The company said it is working with major European manufacturers on everything from product design and factory planning to AI-driven operations and logistics.
NVIDIA ready for autonomous vehicles, smart cities
NVIDIA said its Drive software for AVs is now in full production. Halos includes NVIDIA DriveOS, a certified framework intended to provide a reliable foundation for safe vehicle operation while meeting stringent automotive standards.
In addition, NVIDIA released NVIDIA Cosmos Predict-2, a new world foundation model with improved future world state prediction capabilities for high-quality synthetic data generation. The company said the new model can accelerate training of AVs with its contextual understanding of visual inputs and text, leading to fewer “hallucinations.”
The latest release of CARLA, a leading open-source AV simulator, has integrated the Cosmos Transfer application programming interfaces (APIs) and the NVIDIA NuRec tools for neural reconstruction and rendering. The company said CARLA’s user base of more than 150,000 AV developers can now render synthetic simulation scenes and viewpoints with high fidelity, as well as generate endless variations of lighting, weather, and terrain using simple prompts.
“The big difference between the stack for autonomous driving and robotics is the level of maturity,” said Lebaredian. “Autonomous driving has been in production at scale for a longer time than general robotics, but it’s moving pretty quickly. Everything we talked about with Halos in terms of redundancy and building in safety at level of the stack, it’s very similar.”
GTRS model architecture showing a unified system for generating and scoring diverse driving
trajectories using diffusion- and vocabulary-based trajectories.
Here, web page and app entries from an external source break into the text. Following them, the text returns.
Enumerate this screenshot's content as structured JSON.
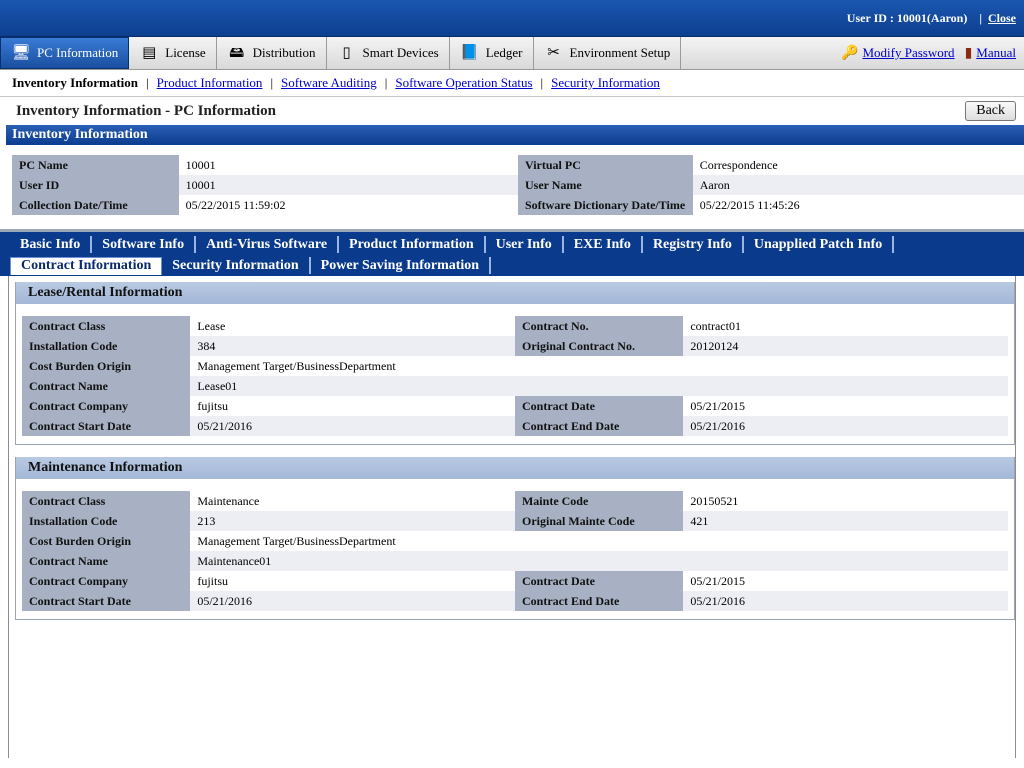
{
  "header": {
    "user_id": "User ID : 10001(Aaron)",
    "close": "Close"
  },
  "menu": {
    "items": [
      {
        "label": "PC Information",
        "icon": "pc-icon",
        "glyph": "🖥",
        "active": true
      },
      {
        "label": "License",
        "icon": "license-icon",
        "glyph": "▤"
      },
      {
        "label": "Distribution",
        "icon": "distribution-icon",
        "glyph": "🖴"
      },
      {
        "label": "Smart Devices",
        "icon": "smartphone-icon",
        "glyph": "▯"
      },
      {
        "label": "Ledger",
        "icon": "ledger-icon",
        "glyph": "📘"
      },
      {
        "label": "Environment Setup",
        "icon": "tools-icon",
        "glyph": "✂"
      }
    ],
    "modify_password": "Modify Password",
    "manual": "Manual"
  },
  "submenu": {
    "current": "Inventory Information",
    "links": [
      "Product Information",
      "Software Auditing",
      "Software Operation Status",
      "Security Information"
    ]
  },
  "page": {
    "title": "Inventory Information - PC Information",
    "back": "Back"
  },
  "inventory": {
    "heading": "Inventory Information",
    "rows": [
      [
        "PC Name",
        "10001",
        "Virtual PC",
        "Correspondence"
      ],
      [
        "User ID",
        "10001",
        "User Name",
        "Aaron"
      ],
      [
        "Collection Date/Time",
        "05/22/2015 11:59:02",
        "Software Dictionary Date/Time",
        "05/22/2015 11:45:26"
      ]
    ]
  },
  "tabs": {
    "row1": [
      "Basic Info",
      "Software Info",
      "Anti-Virus Software",
      "Product Information",
      "User Info",
      "EXE Info",
      "Registry Info",
      "Unapplied Patch Info"
    ],
    "row2": [
      "Contract Information",
      "Security Information",
      "Power Saving Information"
    ],
    "active": "Contract Information"
  },
  "lease": {
    "heading": "Lease/Rental Information",
    "rows": [
      [
        "Contract Class",
        "Lease",
        "Contract No.",
        "contract01"
      ],
      [
        "Installation Code",
        "384",
        "Original Contract No.",
        "20120124"
      ],
      [
        "Cost Burden Origin",
        "Management Target/BusinessDepartment"
      ],
      [
        "Contract Name",
        "Lease01"
      ],
      [
        "Contract Company",
        "fujitsu",
        "Contract Date",
        "05/21/2015"
      ],
      [
        "Contract Start Date",
        "05/21/2016",
        "Contract End Date",
        "05/21/2016"
      ]
    ]
  },
  "maintenance": {
    "heading": "Maintenance Information",
    "rows": [
      [
        "Contract Class",
        "Maintenance",
        "Mainte Code",
        "20150521"
      ],
      [
        "Installation Code",
        "213",
        "Original Mainte Code",
        "421"
      ],
      [
        "Cost Burden Origin",
        "Management Target/BusinessDepartment"
      ],
      [
        "Contract Name",
        "Maintenance01"
      ],
      [
        "Contract Company",
        "fujitsu",
        "Contract Date",
        "05/21/2015"
      ],
      [
        "Contract Start Date",
        "05/21/2016",
        "Contract End Date",
        "05/21/2016"
      ]
    ]
  }
}
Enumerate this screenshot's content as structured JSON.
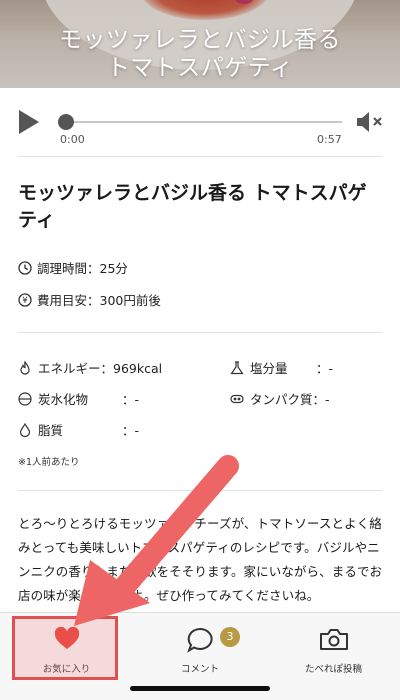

Source: NVIDIA
The company also touted its win of the Autonomous Grand Challenge at the Computer Vision and Pattern Recognition (CVPR) conference in Nashville this week.
Not only did NVIDIA present more than 60 papers, but its AV Applied Research Team presented the Generalized Trajectory Scoring (GTRS) method. GTRS generates a variety of trajectories and progressively filters out the best one. IT could help generate safer and more adaptive driving trajectories, said NVIDIA.
NVIDIA Omniverse Blueprint for smart city AI is a reference framework that combines the company’s simulation and AI platforms so developers can build simulation-ready or SimReady photorealistic digital digital twins of entire cities to build and test AI agents that can help monitor and optimize municipal operations.
“Europe led the first two industrial revolutions,” Lebaredian observed. “And now, in the era of AI, a new industry is blooming: robotics. With such a rich history in mechatronics and industrial craft, European robot makers are emerging as a global force in autonomy.”